When anti-Israel encampments emerged on college campuses across the country in spring 2024, Schill, who is Jewish, became the first university president to strike a deal with demonstrators. The deal included no disciplinary action taken against students and acceded to several demands of the protesters, which drew strong condemnation from many Jewish leaders. Among other concessions, Schill committed to hire two Palestinian professors, which would include Abusada, and offer full scholarships to five students from Gaza.
Schill acknowledged in the interview that — despite telling Congress that “discipline has been meted out to many of those students” who participated in the encampment and other antisemitic incidents on campus — no students had actually faced disciplinary action for anti-Israel activity on campus. Schill said that the university had reason to believe some demonstrators could be armed and claimed that university leadership had no option but to negotiate with the encampment organizers because they were dangerous. The university was afraid to send in the police to remove them, he said.
“We didn’t think our students were armed, but we didn’t know,” Schill told the House committee. “There was a suspicious tent off to the side, and we knew that our students were trying to avoid the people in that tent, and we didn’t know what was inside the tent. And so we were concerned about that.”
The released testimony also puts a spotlight on Northwestern Provost Kathleen Hagerty’s support for the encampment and BDS activism on campus, which Schill argued she may have viewed as a “teachable moment.”
In a series of exposed text messages, Hagerty wrote that “if the students really cared about actual divestment, then they need the patience to do the work to actually make it happen.”
In an April 27 text exchange with a professor, Hagerty wrote that for Northwestern to boycott Sabra, an Israeli hummus company that is sold at the university, it would “probably be pretty easy,” adding that she is “all for making a deal.”
Schill responded to the text messages by highlighting his support for the Jewish state. “I view Israel as our number one strategic partner in the world,” he said.
“I don’t think [Schill] is the only administrator that needs to go,” said Goldberg. “Clearly the provost needs to follow him out the door as someone who is also chiefly responsible for the culture of enabling antisemitism at the university and implementing the encampment appeasement.”

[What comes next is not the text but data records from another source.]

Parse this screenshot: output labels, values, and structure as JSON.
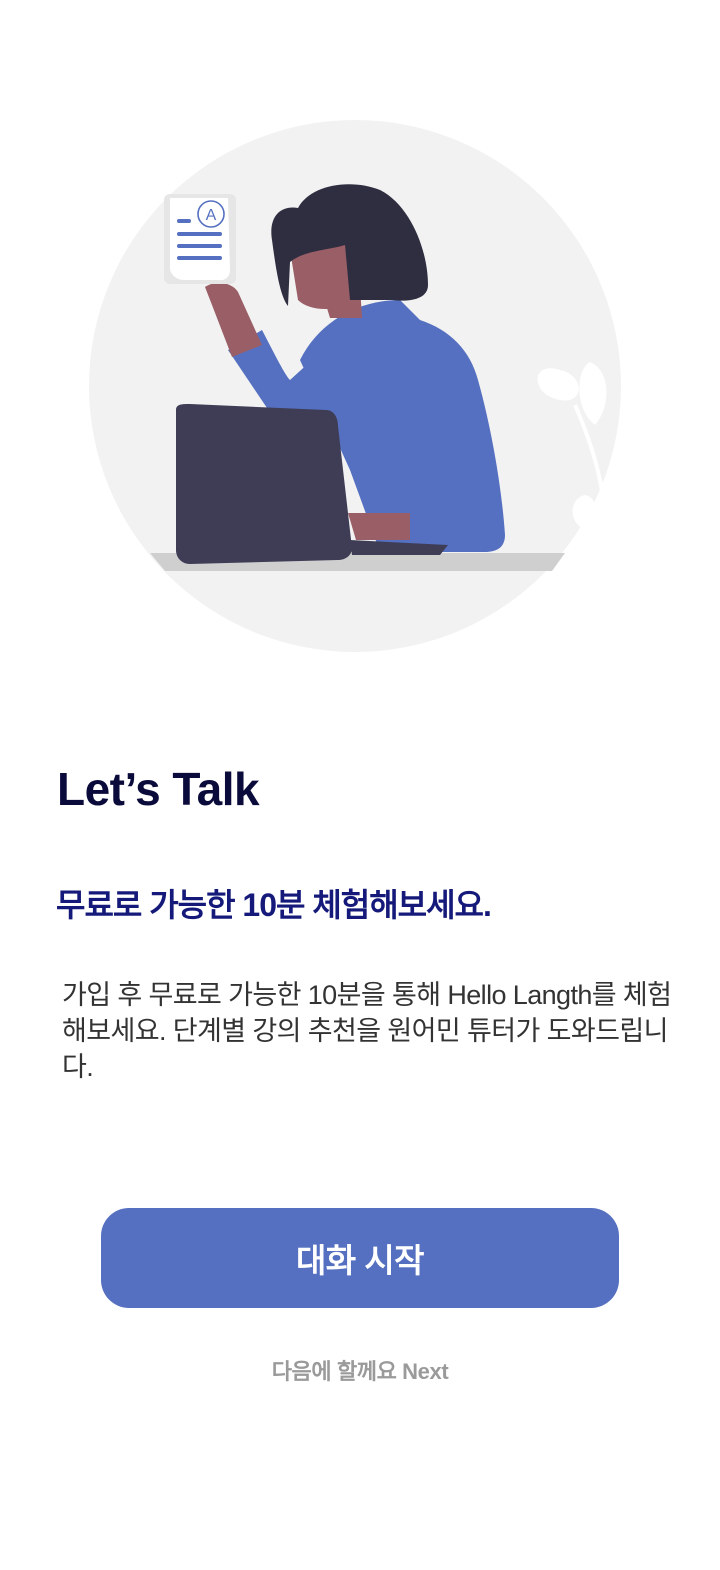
{
  "illustration": {
    "description_icon": "woman-at-laptop-illustration",
    "document_badge": "A"
  },
  "content": {
    "title": "Let’s Talk",
    "subtitle": "무료로 가능한 10분 체험해보세요.",
    "description": "가입 후 무료로 가능한 10분을 통해 Hello Langth를 체험해보세요. 단계별 강의 추천을 원어민 튜터가 도와드립니다."
  },
  "actions": {
    "start_label": "대화 시작",
    "skip_label": "다음에 할께요 Next"
  },
  "colors": {
    "primary": "#5570c0",
    "title": "#0b0b3b",
    "subtitle": "#151a7a",
    "muted": "#9a9a9a"
  }
}
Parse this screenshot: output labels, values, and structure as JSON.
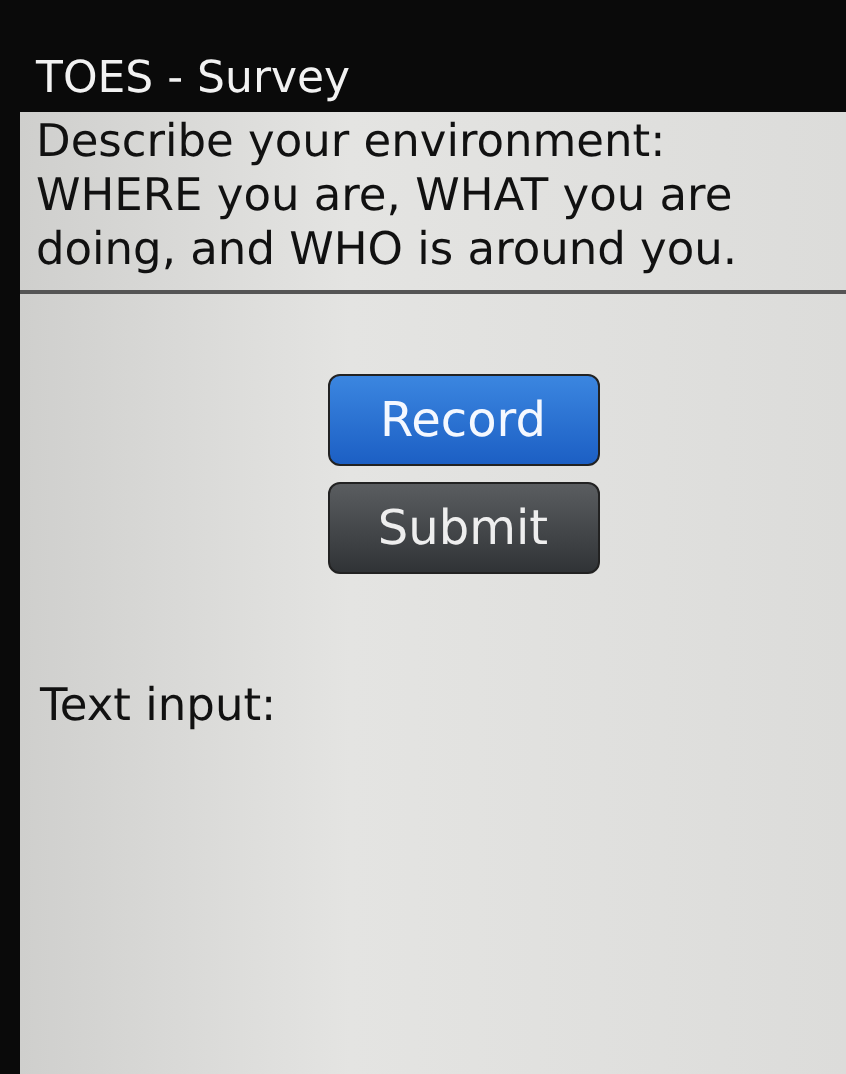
{
  "window": {
    "title": "TOES - Survey"
  },
  "prompt": "Describe your environment: WHERE you are, WHAT you are doing, and WHO is around you.",
  "buttons": [
    {
      "label": "Record",
      "kind": "primary"
    },
    {
      "label": "Submit",
      "kind": "secondary"
    }
  ],
  "text_input": {
    "label": "Text input:"
  }
}
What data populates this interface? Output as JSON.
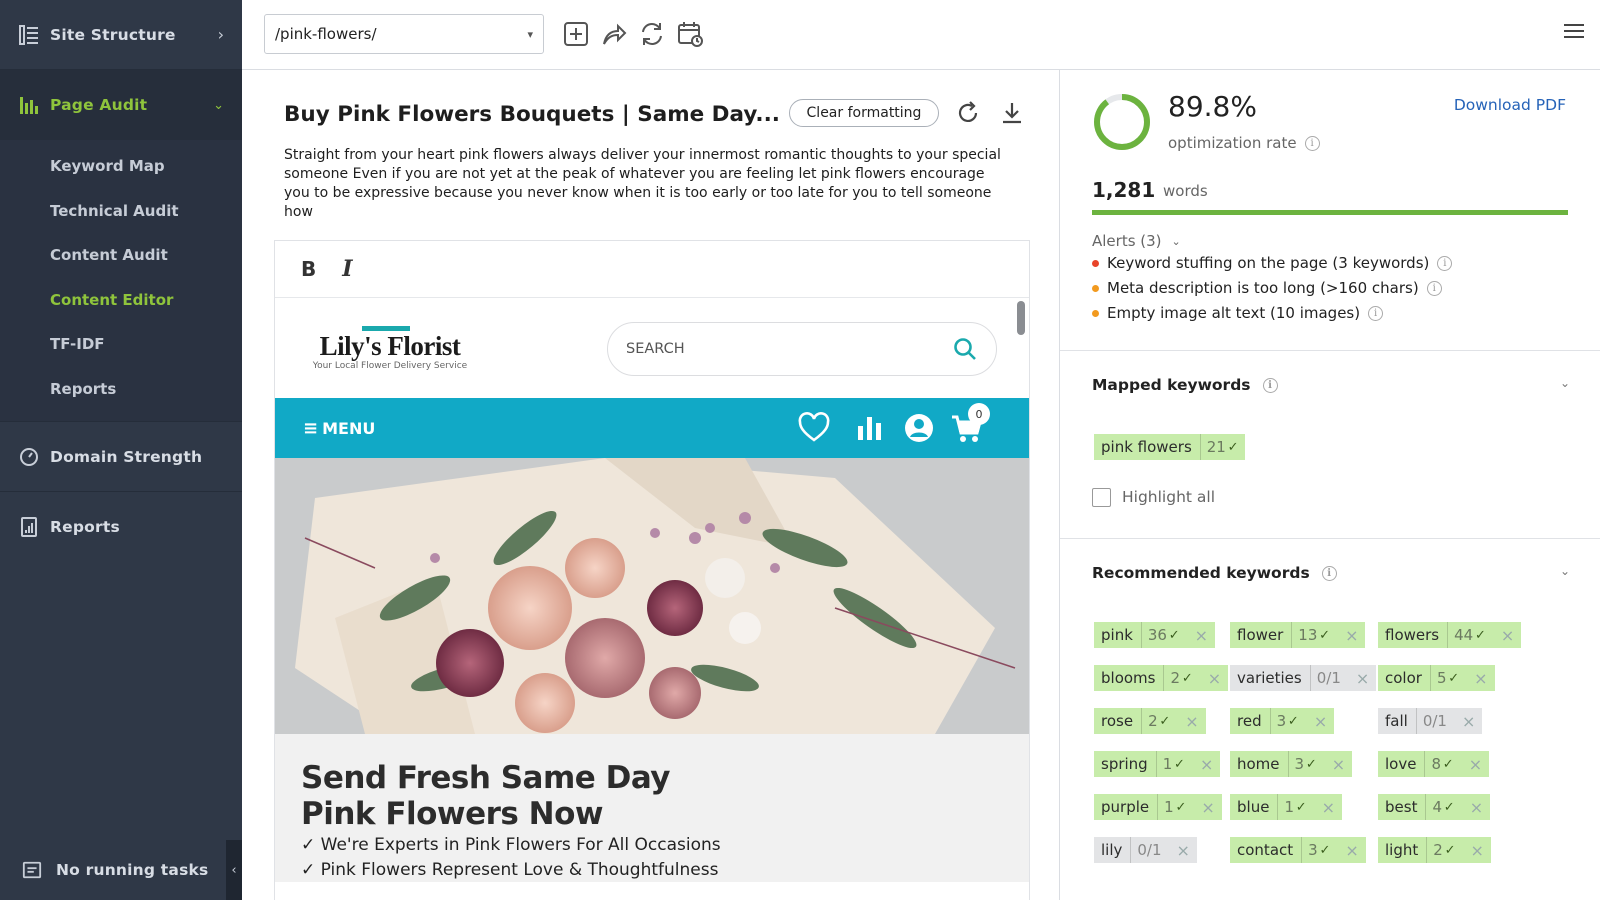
{
  "sidebar": {
    "site_structure": "Site Structure",
    "page_audit": "Page Audit",
    "sub_items": [
      "Keyword Map",
      "Technical Audit",
      "Content Audit",
      "Content Editor",
      "TF-IDF",
      "Reports"
    ],
    "active_sub": "Content Editor",
    "domain_strength": "Domain Strength",
    "reports": "Reports",
    "footer": "No running tasks"
  },
  "toolbar": {
    "url": "/pink-flowers/"
  },
  "editor": {
    "title": "Buy Pink Flowers Bouquets | Same Day...",
    "clear_formatting": "Clear formatting",
    "description": "Straight from your heart pink flowers always deliver your innermost romantic thoughts to your special someone Even if you are not yet at the peak of whatever you are feeling let pink flowers encourage you to be expressive because you never know when it is too early or too late for you to tell someone how",
    "bold_label": "B",
    "italic_label": "I"
  },
  "preview": {
    "logo": "Lily's Florist",
    "logo_tagline": "Your Local Flower Delivery Service",
    "search_placeholder": "SEARCH",
    "menu_label": "MENU",
    "cart_count": "0",
    "heading_line1": "Send Fresh Same Day",
    "heading_line2": "Pink Flowers Now",
    "bullets": [
      "✓ We're Experts in Pink Flowers For All Occasions",
      "✓ Pink Flowers Represent Love & Thoughtfulness"
    ]
  },
  "panel": {
    "rate": "89.8%",
    "rate_value": 89.8,
    "rate_label": "optimization rate",
    "download_pdf": "Download PDF",
    "words_count": "1,281",
    "words_label": "words",
    "alerts_header": "Alerts (3)",
    "alerts": [
      {
        "text": "Keyword stuffing on the page (3 keywords)",
        "color": "#e8442a"
      },
      {
        "text": "Meta description is too long (>160 chars)",
        "color": "#f29a1f"
      },
      {
        "text": "Empty image alt text (10 images)",
        "color": "#f29a1f"
      }
    ],
    "mapped_title": "Mapped keywords",
    "mapped": [
      {
        "kw": "pink flowers",
        "cnt": "21"
      }
    ],
    "highlight_all": "Highlight all",
    "recommended_title": "Recommended keywords",
    "recommended": [
      {
        "kw": "pink",
        "cnt": "36",
        "ok": true
      },
      {
        "kw": "flower",
        "cnt": "13",
        "ok": true
      },
      {
        "kw": "flowers",
        "cnt": "44",
        "ok": true
      },
      {
        "kw": "blooms",
        "cnt": "2",
        "ok": true
      },
      {
        "kw": "varieties",
        "cnt": "0/1",
        "ok": false
      },
      {
        "kw": "color",
        "cnt": "5",
        "ok": true
      },
      {
        "kw": "rose",
        "cnt": "2",
        "ok": true
      },
      {
        "kw": "red",
        "cnt": "3",
        "ok": true
      },
      {
        "kw": "fall",
        "cnt": "0/1",
        "ok": false
      },
      {
        "kw": "spring",
        "cnt": "1",
        "ok": true
      },
      {
        "kw": "home",
        "cnt": "3",
        "ok": true
      },
      {
        "kw": "love",
        "cnt": "8",
        "ok": true
      },
      {
        "kw": "purple",
        "cnt": "1",
        "ok": true
      },
      {
        "kw": "blue",
        "cnt": "1",
        "ok": true
      },
      {
        "kw": "best",
        "cnt": "4",
        "ok": true
      },
      {
        "kw": "lily",
        "cnt": "0/1",
        "ok": false
      },
      {
        "kw": "contact",
        "cnt": "3",
        "ok": true
      },
      {
        "kw": "light",
        "cnt": "2",
        "ok": true
      }
    ]
  },
  "colors": {
    "accent_green": "#8fc43c",
    "sidebar_bg": "#2f3847",
    "nav_teal": "#11a9c6",
    "link_blue": "#2663b8"
  }
}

The interview also raised new questions around Northwestern’s relationship with Qatar. Schill said that students on Northwestern’s Qatar campus are exempted from completing the university’s mandatory antisemitism training and acknowledged several examples of professors on the Qatar campus engaging in extreme pro-terrorism and antisemitic activism and speech on social media.
He said that Northwestern’s contract with Qatar prevents it or its affiliates from criticizing the country. “NU, NU-Q, and their respective employees, students, faculty, families, contractors and agents, shall be subject to the applicable laws and regulations of the State of Qatar, and shall respect the cultural, religious and social customs of the State of Qatar,” said Schill. He said that Qatar has given Northwestern $737 million since 2008.

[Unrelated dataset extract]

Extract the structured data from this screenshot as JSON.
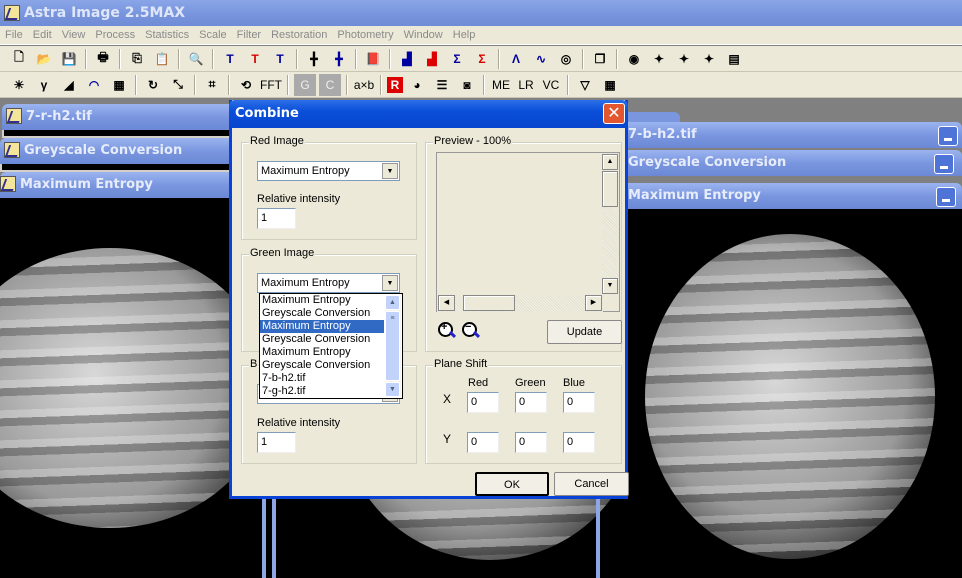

“The initial deal to put a campus out in Qatar was put together, it was in the era after 9/11,” Teplitsky told JI. “I think people had hopes and ambitions to build bridges in the Middle East, in Qatar. It had wonderful intentions. I think now looking back and looking at it specifically through the lens of Northwestern University… looking at it from a perspective of … values that Northwestern lists on its website, that relationship has not been a good one. It’s been one of failure.
Teplitsky continued, “Should Northwestern be registered, as long as they continue to have this campus, with the Department of Justice as a foreign agent? I believe that they should have to register as a foreign agent if they choose to continue to have this campus.”
Jewish Insider Senior Congressional Correspondent Marc Rod contributed reporting.